Arsenault, who had made the motion that was presented to council in large, bold, red type, as Disero pointed out, said he meant no offence by it, and apologized — he just wanted the change he was putting forward to stand out from the original motion.
“I have no concerns with the way the lord mayor and CAO have handled the emergency to date.”
He said he has supported all the decisions that were made through the delegated authority, but that the “status quo” should remain for now, but giving an end date of Aug. 24 would give council time to analyze whether it needed to continue.
Coun. Allan Bisback said he looked at the motion as extending the delegated authority, with an end date.
Couns. Gary Burroughs, Wendy Cheropita and Clare Cameron all spoke in favour of the motion.
Burroughs has indicated in recent weeks he thinks it’s time for the decisions of running the town should returned to the council table . He reiterated his concern at last week’s meeting, saying there should be more participation by all council representatives, and that he hasn’t understood the urgency of some of the decisions that were made without council’s input. His support of the motion, he said, “is not in any way a criticism of some of the work that has been done by the (emergency) group,” but because he believes council needs to be more involved.
After thanking the emergency group for their work, Coun. Wendy Cheropita said the motion “is not personal. This is about all of us working together as a team, drawing on our collective strengths.”
She supported the motion, she said, because “elected officials need to feel connected,” and she has felt disconnected at times, and would like to be more involved.
The motion, she said, is about inclusiveness, and allowing all of council to be “a part of the collective effort and the result that comes through this.”
Cameron said she was supporting the motion because “nine elected minds are better than one. We’re better together, we’re better as a collective, and that’s how I hope to work as a councillor.”
It’s how she wants to work, which she has found impossible in recent weeks, she said. “My goal is to try to represent the people I was elected to serve. This bylaw (that delegates authority) has make it difficult to feel adequately informed in order to fulfill this role that I was put into by residents within this community.”
Nothing in the motion on the table would strip powers from the “very important role of the head of council,” she said, but she was looking forward to working collectively, with “the full complement of council,” and the talent around the council table.
The motion, she said, would allow for more information-sharing and make working together possible.
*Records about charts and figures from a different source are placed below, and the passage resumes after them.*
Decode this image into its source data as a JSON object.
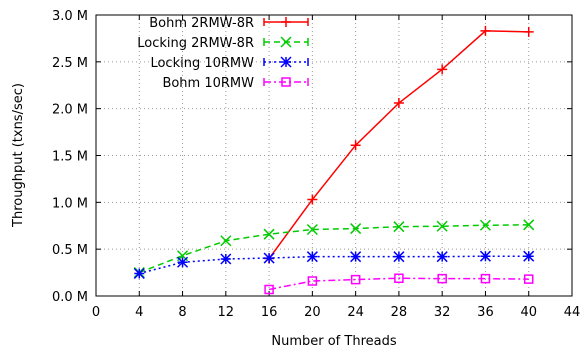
{
  "chart_data": {
    "type": "line",
    "title": "",
    "xlabel": "Number of Threads",
    "ylabel": "Throughput (txns/sec)",
    "xlim": [
      0,
      44
    ],
    "ylim": [
      0,
      3000000
    ],
    "x_ticks": [
      0,
      4,
      8,
      12,
      16,
      20,
      24,
      28,
      32,
      36,
      40,
      44
    ],
    "x_tick_labels": [
      "0",
      "4",
      "8",
      "12",
      "16",
      "20",
      "24",
      "28",
      "32",
      "36",
      "40",
      "44"
    ],
    "y_ticks": [
      0,
      500000,
      1000000,
      1500000,
      2000000,
      2500000,
      3000000
    ],
    "y_tick_labels": [
      "0.0 M",
      "0.5 M",
      "1.0 M",
      "1.5 M",
      "2.0 M",
      "2.5 M",
      "3.0 M"
    ],
    "grid": true,
    "legend_position": "top-left",
    "series": [
      {
        "name": "Bohm 2RMW-8R",
        "color": "#ff0000",
        "marker": "plus",
        "dash": "solid",
        "x": [
          16,
          20,
          24,
          28,
          32,
          36,
          40
        ],
        "y": [
          400000,
          1030000,
          1610000,
          2060000,
          2420000,
          2830000,
          2820000
        ]
      },
      {
        "name": "Locking 2RMW-8R",
        "color": "#00cc00",
        "marker": "cross",
        "dash": "dashed",
        "x": [
          4,
          8,
          12,
          16,
          20,
          24,
          28,
          32,
          36,
          40
        ],
        "y": [
          250000,
          430000,
          590000,
          660000,
          710000,
          720000,
          740000,
          745000,
          755000,
          760000
        ]
      },
      {
        "name": "Locking 10RMW",
        "color": "#0000ff",
        "marker": "star",
        "dash": "dotted",
        "x": [
          4,
          8,
          12,
          16,
          20,
          24,
          28,
          32,
          36,
          40
        ],
        "y": [
          240000,
          360000,
          395000,
          405000,
          420000,
          420000,
          420000,
          420000,
          425000,
          425000
        ]
      },
      {
        "name": "Bohm 10RMW",
        "color": "#ff00ff",
        "marker": "square",
        "dash": "dashdot",
        "x": [
          16,
          20,
          24,
          28,
          32,
          36,
          40
        ],
        "y": [
          70000,
          160000,
          175000,
          190000,
          185000,
          185000,
          180000
        ]
      }
    ]
  }
}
Coun. Erwin Wiens presented a different view, that council has been meeting often, and that the town is still in a state of emergency. “This is not the time to take our foot off the pedal. This is not the time to ease up.”
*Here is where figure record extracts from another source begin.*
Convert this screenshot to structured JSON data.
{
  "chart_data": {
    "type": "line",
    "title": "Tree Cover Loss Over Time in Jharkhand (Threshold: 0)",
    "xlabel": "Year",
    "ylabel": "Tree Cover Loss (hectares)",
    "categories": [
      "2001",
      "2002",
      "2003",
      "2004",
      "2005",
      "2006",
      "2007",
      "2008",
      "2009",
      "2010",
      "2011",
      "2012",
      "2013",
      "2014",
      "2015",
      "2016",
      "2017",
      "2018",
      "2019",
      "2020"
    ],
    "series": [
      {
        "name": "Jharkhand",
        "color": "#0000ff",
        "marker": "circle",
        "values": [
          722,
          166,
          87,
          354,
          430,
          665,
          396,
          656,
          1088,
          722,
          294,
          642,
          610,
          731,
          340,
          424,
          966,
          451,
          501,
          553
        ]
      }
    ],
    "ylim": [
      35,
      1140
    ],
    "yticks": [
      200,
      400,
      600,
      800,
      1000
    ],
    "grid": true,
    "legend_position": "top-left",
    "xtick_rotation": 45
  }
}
The Town still needs to be cautious, he said. “We still need to be able to make decisions pretty darn quick.”
He hasn’t found any decision that has been “untoward,” he said, “and I don’t want to be the first municipality to take away delegated authority.”
He doesn’t want to handcuff the lord mayor, CAO and staff while they’re trying to run a town in the midst of a pandemic, he said. “This is premature. This is uncalled-for at this time,” he said. “We need to show that we support our leaders right now.”
He said he hadn’t heard any credible reasons that the decisions made haven’t been good ones.
“We’re still in the middle of a pandemic, folks, and this pandemic is not leaving anytime soon.”
The motion was lost on a tie, with Couns. Arsenault, Burroughs, Cameron and Cheropita supporting it, and Bisback, John Wiens, Erwin Wiens, and Disero voting against it.